Indium oxide-based Z-scheme hollow core–shell heterostructure with rich sulfur-vacancy for highly efficient light-driven splitting of water to produce clean energy

Crafting inorganic semiconductor heterojunction combined with defect engineering and morphology modulation is a strategic approach to make full use of water splitting products. In this paper, a novel Vs-Zn3In2S6 nanosheets/In2O3 hollow hexagonal prisms Z-scheme heterostructrue (Vs-ZIS6INO) was firstly constructed by oil bath method, in which Zn3In2S6 nanosheets with sulfur vacancy in-situ grew on the surfaces of In2O3 hollow hexagonal prisms to form a hollow core–shell structure. The obtained Vs-ZIS6INO heterostructrue utilized water splitting products for H2 and H2O2 production and possessed much superior activity to pure In2O3 and Vs-Zn3In2S6. Especially, the hydrogen production rate of 30Vs-ZIS6INO under visible light irradiation was 3720.88 μmol g−1h−1, which was 86.88 and 6.36 times than that of Zn3In2S6 and Vs-Zn3In2S6, respectively, while In2O3 did not show any H2 production activity. Meanwhile, 30Vs-ZIS6INO could exhibit a H2O2 production rate of 482.57 μmol g−1h−1 through the dual pathways of indirect type 2e- oxygen reduction (ORR) and water oxidation (WOR) without any sacrifice agents, far exceeding In2O3 (7.34 μmol g−1 h−1) and Vs-Zn3In2S6 (57.68 μmol g−1h−1).
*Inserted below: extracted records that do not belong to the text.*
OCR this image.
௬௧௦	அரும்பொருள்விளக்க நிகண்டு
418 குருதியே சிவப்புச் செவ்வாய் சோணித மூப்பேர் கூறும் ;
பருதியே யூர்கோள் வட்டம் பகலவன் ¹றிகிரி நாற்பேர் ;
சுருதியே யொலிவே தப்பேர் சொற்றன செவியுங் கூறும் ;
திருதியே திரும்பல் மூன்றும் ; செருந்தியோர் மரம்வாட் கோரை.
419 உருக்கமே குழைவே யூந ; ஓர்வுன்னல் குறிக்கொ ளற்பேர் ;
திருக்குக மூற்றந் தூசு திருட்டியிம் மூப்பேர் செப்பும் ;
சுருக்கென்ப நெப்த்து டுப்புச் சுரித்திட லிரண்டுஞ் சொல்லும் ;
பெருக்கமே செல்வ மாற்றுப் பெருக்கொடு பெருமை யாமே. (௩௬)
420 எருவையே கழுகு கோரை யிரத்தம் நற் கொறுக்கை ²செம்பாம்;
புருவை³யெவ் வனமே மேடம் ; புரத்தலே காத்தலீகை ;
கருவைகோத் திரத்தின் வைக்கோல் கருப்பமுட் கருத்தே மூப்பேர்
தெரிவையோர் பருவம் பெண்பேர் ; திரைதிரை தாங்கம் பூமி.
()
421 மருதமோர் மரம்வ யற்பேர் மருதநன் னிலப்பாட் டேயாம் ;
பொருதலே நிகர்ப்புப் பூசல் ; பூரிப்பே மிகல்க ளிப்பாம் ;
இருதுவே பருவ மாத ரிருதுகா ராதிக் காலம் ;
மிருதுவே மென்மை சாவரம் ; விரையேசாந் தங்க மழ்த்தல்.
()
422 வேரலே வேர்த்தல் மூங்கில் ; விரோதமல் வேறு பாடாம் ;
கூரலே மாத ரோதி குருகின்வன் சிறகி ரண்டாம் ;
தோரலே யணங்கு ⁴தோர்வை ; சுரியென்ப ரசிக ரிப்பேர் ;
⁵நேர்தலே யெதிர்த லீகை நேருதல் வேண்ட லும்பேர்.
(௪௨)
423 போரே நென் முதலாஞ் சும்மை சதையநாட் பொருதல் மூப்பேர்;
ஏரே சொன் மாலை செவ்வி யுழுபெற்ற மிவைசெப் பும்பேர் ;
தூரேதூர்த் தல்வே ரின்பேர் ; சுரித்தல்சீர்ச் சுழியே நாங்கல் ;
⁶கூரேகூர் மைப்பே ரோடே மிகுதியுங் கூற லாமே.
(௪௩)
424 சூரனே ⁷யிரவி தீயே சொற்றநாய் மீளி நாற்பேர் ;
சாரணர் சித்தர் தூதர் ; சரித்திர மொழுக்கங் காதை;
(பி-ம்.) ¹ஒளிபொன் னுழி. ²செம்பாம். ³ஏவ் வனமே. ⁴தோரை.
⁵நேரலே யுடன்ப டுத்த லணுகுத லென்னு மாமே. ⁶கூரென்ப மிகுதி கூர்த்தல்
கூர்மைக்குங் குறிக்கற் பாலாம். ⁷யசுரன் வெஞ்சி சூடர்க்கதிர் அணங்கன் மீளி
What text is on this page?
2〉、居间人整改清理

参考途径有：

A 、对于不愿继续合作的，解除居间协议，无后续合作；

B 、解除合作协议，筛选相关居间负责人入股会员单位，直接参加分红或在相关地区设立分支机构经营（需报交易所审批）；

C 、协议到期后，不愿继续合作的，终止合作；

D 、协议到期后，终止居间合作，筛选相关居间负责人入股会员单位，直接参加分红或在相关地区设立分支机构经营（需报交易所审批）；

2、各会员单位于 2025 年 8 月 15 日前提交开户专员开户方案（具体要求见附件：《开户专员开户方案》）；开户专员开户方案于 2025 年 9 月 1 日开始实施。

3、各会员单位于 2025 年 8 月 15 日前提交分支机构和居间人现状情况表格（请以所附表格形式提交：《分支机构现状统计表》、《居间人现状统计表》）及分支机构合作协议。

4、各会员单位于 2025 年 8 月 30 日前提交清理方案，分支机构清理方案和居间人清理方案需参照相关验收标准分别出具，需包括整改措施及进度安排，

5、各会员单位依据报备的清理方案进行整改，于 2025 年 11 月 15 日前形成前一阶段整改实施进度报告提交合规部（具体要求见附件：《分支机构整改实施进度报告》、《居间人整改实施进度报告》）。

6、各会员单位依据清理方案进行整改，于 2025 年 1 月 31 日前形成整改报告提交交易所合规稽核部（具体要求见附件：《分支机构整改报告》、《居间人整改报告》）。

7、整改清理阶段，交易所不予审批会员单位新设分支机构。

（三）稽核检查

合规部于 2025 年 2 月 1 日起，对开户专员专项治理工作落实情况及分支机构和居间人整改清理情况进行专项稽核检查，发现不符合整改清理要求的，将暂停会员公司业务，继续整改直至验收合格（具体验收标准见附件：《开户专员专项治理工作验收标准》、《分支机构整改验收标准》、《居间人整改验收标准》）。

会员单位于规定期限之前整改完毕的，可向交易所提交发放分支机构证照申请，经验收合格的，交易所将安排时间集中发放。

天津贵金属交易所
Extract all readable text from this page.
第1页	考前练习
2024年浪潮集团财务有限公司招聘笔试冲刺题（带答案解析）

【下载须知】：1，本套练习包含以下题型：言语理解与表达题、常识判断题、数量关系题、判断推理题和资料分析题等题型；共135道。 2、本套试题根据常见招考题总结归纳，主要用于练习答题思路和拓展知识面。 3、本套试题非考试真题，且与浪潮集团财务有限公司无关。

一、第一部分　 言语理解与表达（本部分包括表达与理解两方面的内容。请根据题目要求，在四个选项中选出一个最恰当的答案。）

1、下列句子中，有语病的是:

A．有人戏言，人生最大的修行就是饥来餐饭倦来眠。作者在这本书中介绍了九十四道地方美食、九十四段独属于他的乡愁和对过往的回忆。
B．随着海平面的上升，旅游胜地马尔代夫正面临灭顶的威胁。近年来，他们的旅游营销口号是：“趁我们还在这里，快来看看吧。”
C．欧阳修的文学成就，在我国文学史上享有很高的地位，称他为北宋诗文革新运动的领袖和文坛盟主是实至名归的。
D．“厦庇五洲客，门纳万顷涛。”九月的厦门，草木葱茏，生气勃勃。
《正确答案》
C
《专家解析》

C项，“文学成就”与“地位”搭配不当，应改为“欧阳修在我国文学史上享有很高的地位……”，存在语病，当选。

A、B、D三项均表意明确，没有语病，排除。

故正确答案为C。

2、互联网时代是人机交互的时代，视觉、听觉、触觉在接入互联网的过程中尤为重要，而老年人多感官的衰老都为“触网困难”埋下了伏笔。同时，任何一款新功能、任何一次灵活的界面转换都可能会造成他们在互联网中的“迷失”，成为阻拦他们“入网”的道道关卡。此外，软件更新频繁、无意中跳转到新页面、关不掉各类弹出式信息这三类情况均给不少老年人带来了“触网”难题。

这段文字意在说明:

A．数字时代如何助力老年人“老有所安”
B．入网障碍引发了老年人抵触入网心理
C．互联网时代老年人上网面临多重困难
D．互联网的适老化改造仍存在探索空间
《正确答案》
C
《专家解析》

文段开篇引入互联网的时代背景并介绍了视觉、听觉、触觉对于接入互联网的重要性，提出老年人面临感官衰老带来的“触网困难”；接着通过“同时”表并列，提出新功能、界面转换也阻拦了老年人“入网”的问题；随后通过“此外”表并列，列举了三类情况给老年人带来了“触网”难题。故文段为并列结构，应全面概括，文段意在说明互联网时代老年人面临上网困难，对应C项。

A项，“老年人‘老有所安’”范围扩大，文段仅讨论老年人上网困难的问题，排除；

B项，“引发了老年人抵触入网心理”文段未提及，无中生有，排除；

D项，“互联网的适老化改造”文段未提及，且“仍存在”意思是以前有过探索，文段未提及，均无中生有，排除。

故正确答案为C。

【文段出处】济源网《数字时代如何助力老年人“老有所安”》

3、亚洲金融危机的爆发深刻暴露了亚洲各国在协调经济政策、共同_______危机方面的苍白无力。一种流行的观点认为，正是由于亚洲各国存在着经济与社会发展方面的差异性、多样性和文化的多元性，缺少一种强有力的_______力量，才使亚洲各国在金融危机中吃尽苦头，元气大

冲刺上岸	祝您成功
The excellent photocatalytic H2 and H2O2 generation activities of Vs-ZIS6INO resulted from the synergistic effects of sulfur vacancy, hollow core–shell structure and Z-scheme heterostructrue between Zn3In2S6 and In2O3, which accelerated the electron delocalization, enhanced the absorption and conversion of solar energy, reduced the carrier diffusion distance and ensured high REDOX ability. This study provided a new idea and reference for constructing novel and highly efficient inorganic semiconductor heterostructure by coordinating vacancy defect and morphology design to adequately utilize water splitting.